How do I avoid MX record conflicts?

Add AgentMail DNS records without breaking existing email.

If you already use Gmail, Outlook, or another email provider for your domain, adding AgentMail’s MX records could conflict with your existing setup. Here is how to avoid that.

Use a subdomain

The simplest and recommended approach: set up AgentMail on a subdomain instead of your root domain.

DomainUsed byNo conflict
yourcompany.comGmail / Outlook (your team)Unchanged
agents.yourcompany.comAgentMail (your agents)Separate MX records

Your agents send and receive from addresses like support@agents.yourcompany.com, while your team keeps using name@yourcompany.com. Both work independently with no overlap.

How to set it up

When adding your domain in AgentMail, use the subdomain:

TypeScript
1import { AgentMailClient } from "agentmail";
2
3const client = new AgentMailClient({ apiKey: "am_..." });
4
5// Use a subdomain to avoid MX conflicts
6const domain = await client.domains.create("agents.yourcompany.com");
7
8// Create inboxes on the subdomain
9const inbox = await client.inboxes.create({
10 username: "support",
11 domain: "agents.yourcompany.com",
12 displayName: "Support Agent",
13});
14// inbox address: support@agents.yourcompany.com

Then add the MX, SPF, and DKIM records for agents.yourcompany.com at your DNS provider. These records are completely separate from your root domain’s records and will not affect your existing email.

Can I use my root domain?

Yes, but only in these scenarios:

Sending only (no receiving): If you only need AgentMail to send emails from your root domain, you only need SPF (TXT) and DKIM (CNAME) records. These do not conflict with existing MX records, so your Gmail or Outlook inbound mail is unaffected.

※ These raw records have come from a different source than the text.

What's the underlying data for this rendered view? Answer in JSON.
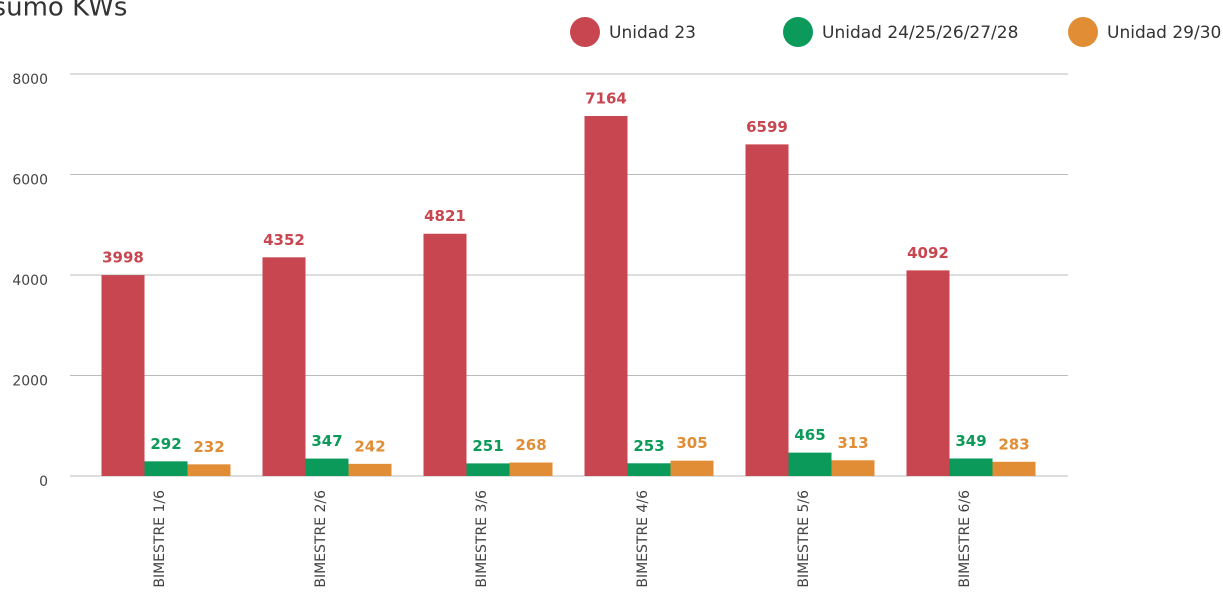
{
  "chart_data": {
    "type": "bar",
    "title": "Consumo KWs",
    "categories": [
      "BIMESTRE 1/6",
      "BIMESTRE 2/6",
      "BIMESTRE 3/6",
      "BIMESTRE 4/6",
      "BIMESTRE 5/6",
      "BIMESTRE 6/6"
    ],
    "series": [
      {
        "name": "Unidad 23",
        "color": "#c84650",
        "values": [
          3998,
          4352,
          4821,
          7164,
          6599,
          4092
        ]
      },
      {
        "name": "Unidad 24/25/26/27/28",
        "color": "#0c9a5b",
        "values": [
          292,
          347,
          251,
          253,
          465,
          349
        ]
      },
      {
        "name": "Unidad 29/30",
        "color": "#e08d36",
        "values": [
          232,
          242,
          268,
          305,
          313,
          283
        ]
      }
    ],
    "ylim": [
      0,
      8000
    ],
    "yticks": [
      0,
      2000,
      4000,
      6000,
      8000
    ],
    "grid": true,
    "legend": "top-right"
  }
}
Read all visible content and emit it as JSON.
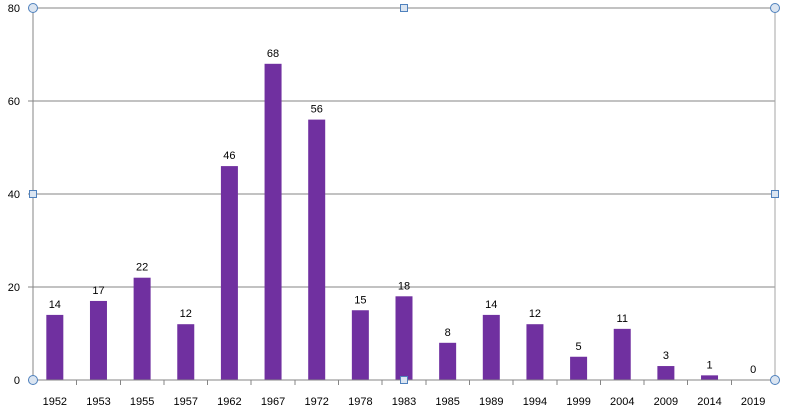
{
  "chart_data": {
    "type": "bar",
    "title": "",
    "xlabel": "",
    "ylabel": "",
    "categories": [
      "1952",
      "1953",
      "1955",
      "1957",
      "1962",
      "1967",
      "1972",
      "1978",
      "1983",
      "1985",
      "1989",
      "1994",
      "1999",
      "2004",
      "2009",
      "2014",
      "2019"
    ],
    "values": [
      14,
      17,
      22,
      12,
      46,
      68,
      56,
      15,
      18,
      8,
      14,
      12,
      5,
      11,
      3,
      1,
      0
    ],
    "data_labels": [
      "14",
      "17",
      "22",
      "12",
      "46",
      "68",
      "56",
      "15",
      "18",
      "8",
      "14",
      "12",
      "5",
      "11",
      "3",
      "1",
      "0"
    ],
    "ylim": [
      0,
      80
    ],
    "y_ticks": [
      0,
      20,
      40,
      60,
      80
    ],
    "y_tick_labels": [
      "0",
      "20",
      "40",
      "60",
      "80"
    ],
    "grid": true,
    "legend": "none",
    "colors": {
      "bar": "#7030A0",
      "grid": "#868686",
      "axis": "#868686",
      "plot_border": "#a6a6a6",
      "handle_stroke": "#4f81bd",
      "handle_fill": "#dbe5f1"
    }
  }
}
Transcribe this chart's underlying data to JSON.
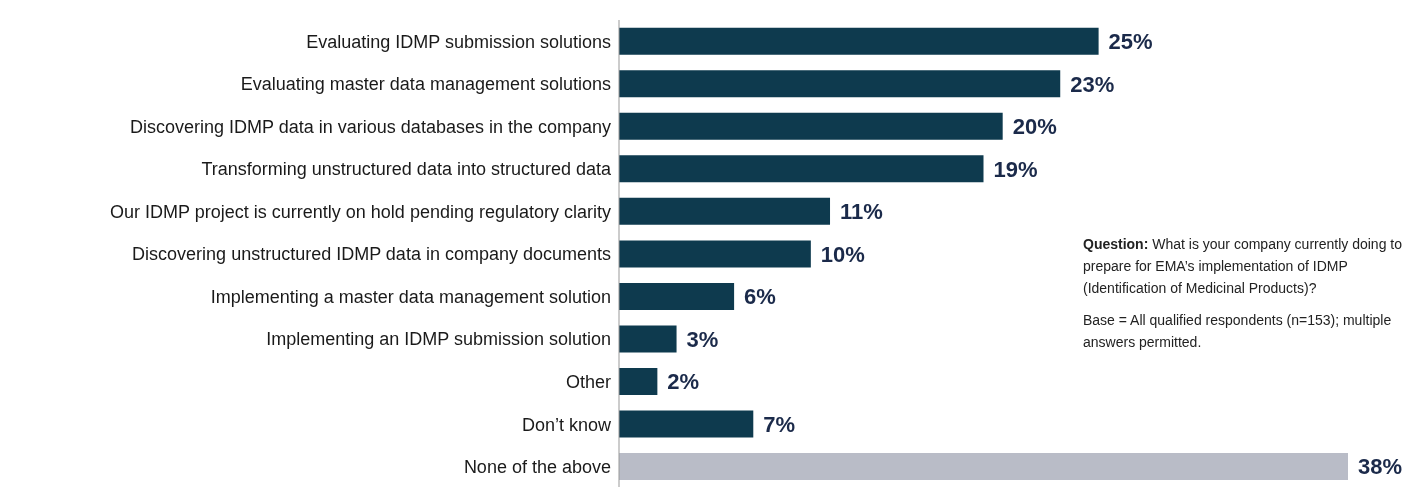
{
  "chart_data": {
    "type": "bar",
    "orientation": "horizontal",
    "categories": [
      "Evaluating IDMP submission solutions",
      "Evaluating master data management solutions",
      "Discovering IDMP data in various databases in the company",
      "Transforming unstructured data into structured data",
      "Our IDMP project is currently on hold pending regulatory clarity",
      "Discovering unstructured IDMP data in company documents",
      "Implementing a master data management solution",
      "Implementing an IDMP submission solution",
      "Other",
      "Don’t know",
      "None of the above"
    ],
    "values": [
      25,
      23,
      20,
      19,
      11,
      10,
      6,
      3,
      2,
      7,
      38
    ],
    "value_labels": [
      "25%",
      "23%",
      "20%",
      "19%",
      "11%",
      "10%",
      "6%",
      "3%",
      "2%",
      "7%",
      "38%"
    ],
    "colors": [
      "#0e3a4e",
      "#0e3a4e",
      "#0e3a4e",
      "#0e3a4e",
      "#0e3a4e",
      "#0e3a4e",
      "#0e3a4e",
      "#0e3a4e",
      "#0e3a4e",
      "#0e3a4e",
      "#b9bcc7"
    ],
    "annotations": [
      "Question: What is your company currently doing to prepare for EMA’s implementation of IDMP (Identification of Medicinal Products)?",
      "Base = All qualified respondents (n=153); multiple answers permitted."
    ],
    "grid": false,
    "legend": false
  }
}
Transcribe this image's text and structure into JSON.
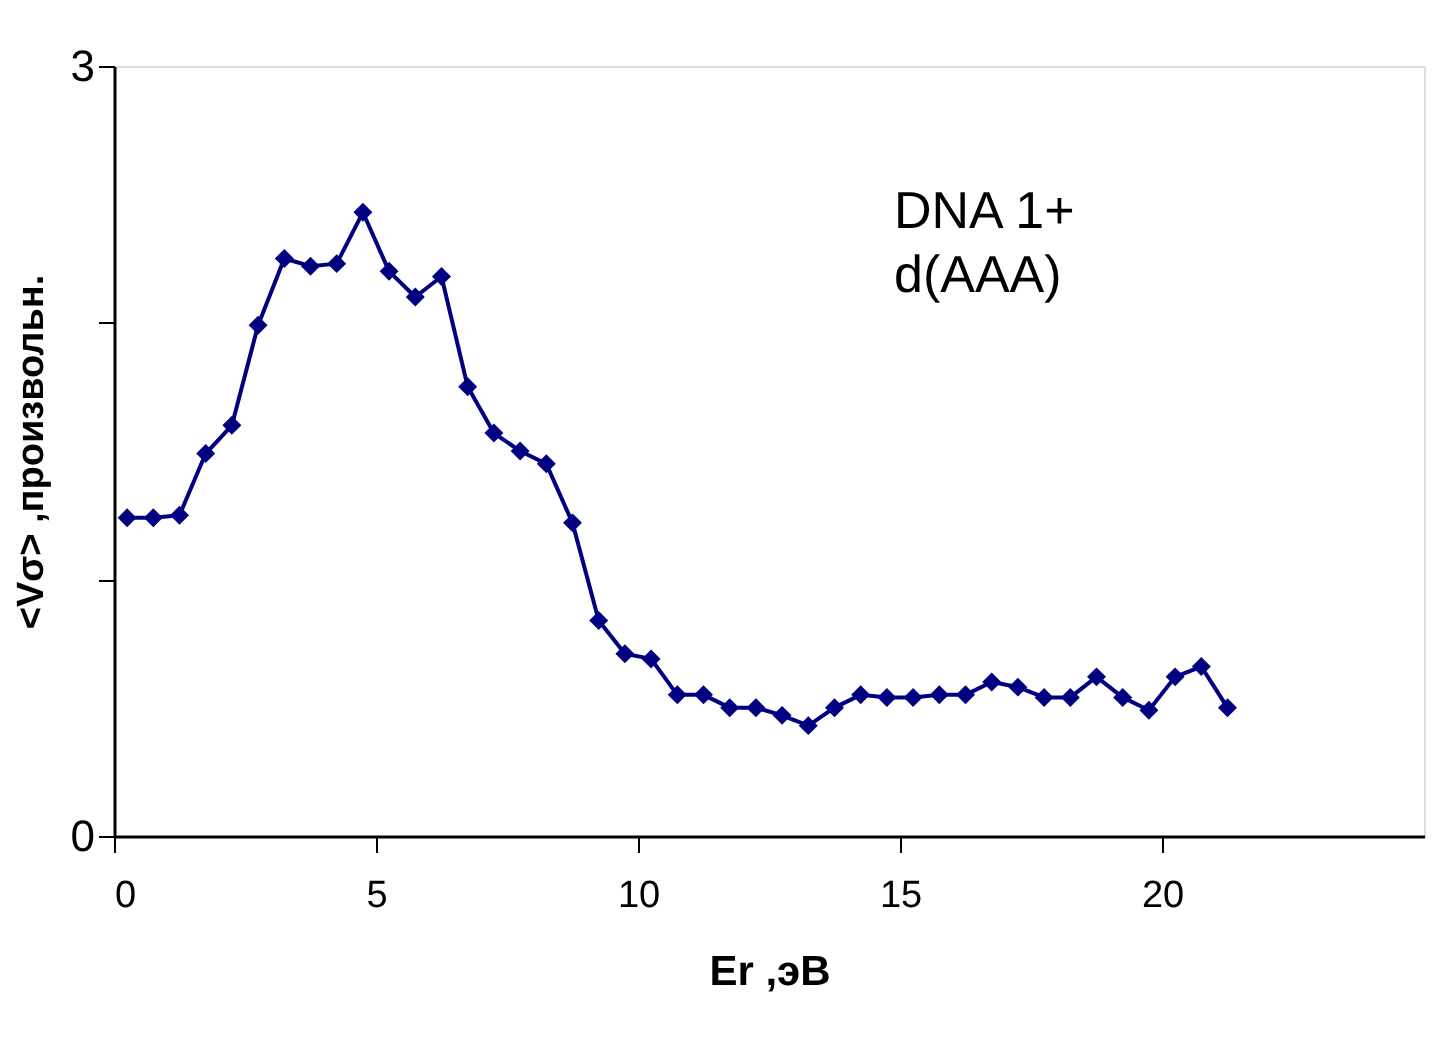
{
  "chart_data": {
    "type": "line",
    "x": [
      0.25,
      0.75,
      1.25,
      1.75,
      2.25,
      2.75,
      3.25,
      3.75,
      4.25,
      4.75,
      5.25,
      5.75,
      6.25,
      6.75,
      7.25,
      7.75,
      8.25,
      8.75,
      9.25,
      9.75,
      10.25,
      10.75,
      11.25,
      11.75,
      12.25,
      12.75,
      13.25,
      13.75,
      14.25,
      14.75,
      15.25,
      15.75,
      16.25,
      16.75,
      17.25,
      17.75,
      18.25,
      18.75,
      19.25,
      19.75,
      20.25,
      20.75,
      21.25
    ],
    "series": [
      {
        "color": "#000080",
        "values": [
          1.24,
          1.24,
          1.25,
          1.49,
          1.6,
          1.99,
          2.25,
          2.22,
          2.23,
          2.43,
          2.2,
          2.1,
          2.18,
          1.75,
          1.57,
          1.5,
          1.45,
          1.22,
          0.84,
          0.71,
          0.69,
          0.55,
          0.55,
          0.5,
          0.5,
          0.47,
          0.43,
          0.5,
          0.55,
          0.54,
          0.54,
          0.55,
          0.55,
          0.6,
          0.58,
          0.54,
          0.54,
          0.62,
          0.54,
          0.49,
          0.62,
          0.66,
          0.5
        ]
      }
    ],
    "xlim": [
      0,
      25
    ],
    "xticks": [
      0,
      5,
      10,
      15,
      20
    ],
    "ylim": [
      0,
      3
    ],
    "yticks": [
      0,
      {
        "value": 1,
        "label": null
      },
      {
        "value": 2,
        "label": null
      },
      3
    ],
    "xlabel": "Er ,эВ",
    "ylabel": "<Vσ> ,произвольн.",
    "annotations": [
      "DNA 1+\nd(AAA)"
    ],
    "marker": "diamond",
    "line_style": "solid",
    "grid": false
  }
}
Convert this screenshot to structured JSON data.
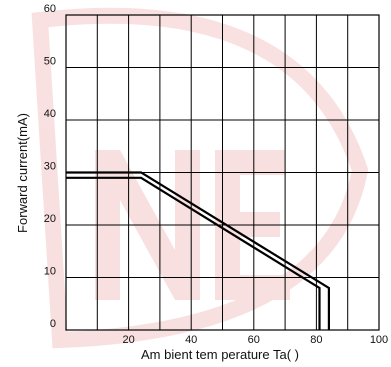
{
  "chart_data": {
    "type": "line",
    "xlabel": "Am bient tem perature Ta(   )",
    "ylabel": "Forward current(mA)",
    "xlim": [
      0,
      100
    ],
    "ylim": [
      0,
      60
    ],
    "x_ticks": [
      20,
      40,
      60,
      80,
      100
    ],
    "y_ticks": [
      0,
      10,
      20,
      30,
      40,
      50,
      60
    ],
    "grid": true,
    "vertical_gridlines_at": [
      10,
      20,
      30,
      40,
      50,
      60,
      70,
      80,
      90,
      100
    ],
    "series": [
      {
        "values": [
          [
            0,
            29
          ],
          [
            24,
            29
          ],
          [
            81,
            8
          ],
          [
            81,
            0
          ]
        ]
      },
      {
        "values": [
          [
            0,
            30
          ],
          [
            24,
            30
          ],
          [
            84,
            8
          ],
          [
            84,
            0
          ]
        ]
      }
    ],
    "line_color": "#000000",
    "watermark_color": "#d42b2b"
  }
}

Full AgentMail (sending and receiving): If you want AgentMail to also receive emails on your root domain, you would need to replace your existing MX records with AgentMail’s. This means all incoming mail for that domain routes to AgentMail instead of Gmail or Outlook. Only do this if you want AgentMail to handle all inbound email for that domain.

Example DNS setup

Before (Gmail only):

yourcompany.com MX 10 aspmx.l.google.com.
yourcompany.com MX 20 alt1.aspmx.l.google.com.

After (Gmail on root + AgentMail on subdomain):

yourcompany.com MX 10 aspmx.l.google.com.
yourcompany.com MX 20 alt1.aspmx.l.google.com.
agents.yourcompany.com MX 10 inbound.agentmail.to.
agents.yourcompany.com TXT v=spf1 include:agentmail.to ~all
agents.yourcompany.com CNAME (DKIM record from AgentMail)

Your team’s email continues to flow through Gmail. Agent emails go through AgentMail. Clean separation with no conflicts.

Common subdomain choices

SubdomainExample address
agents.yourcompany.comsupport@agents.yourcompany.com
mail.yourcompany.comoutreach@mail.yourcompany.com
ai.yourcompany.comassistant@ai.yourcompany.com

Pick whatever makes sense for your brand. The important thing is that it is a separate subdomain from your root domain’s email.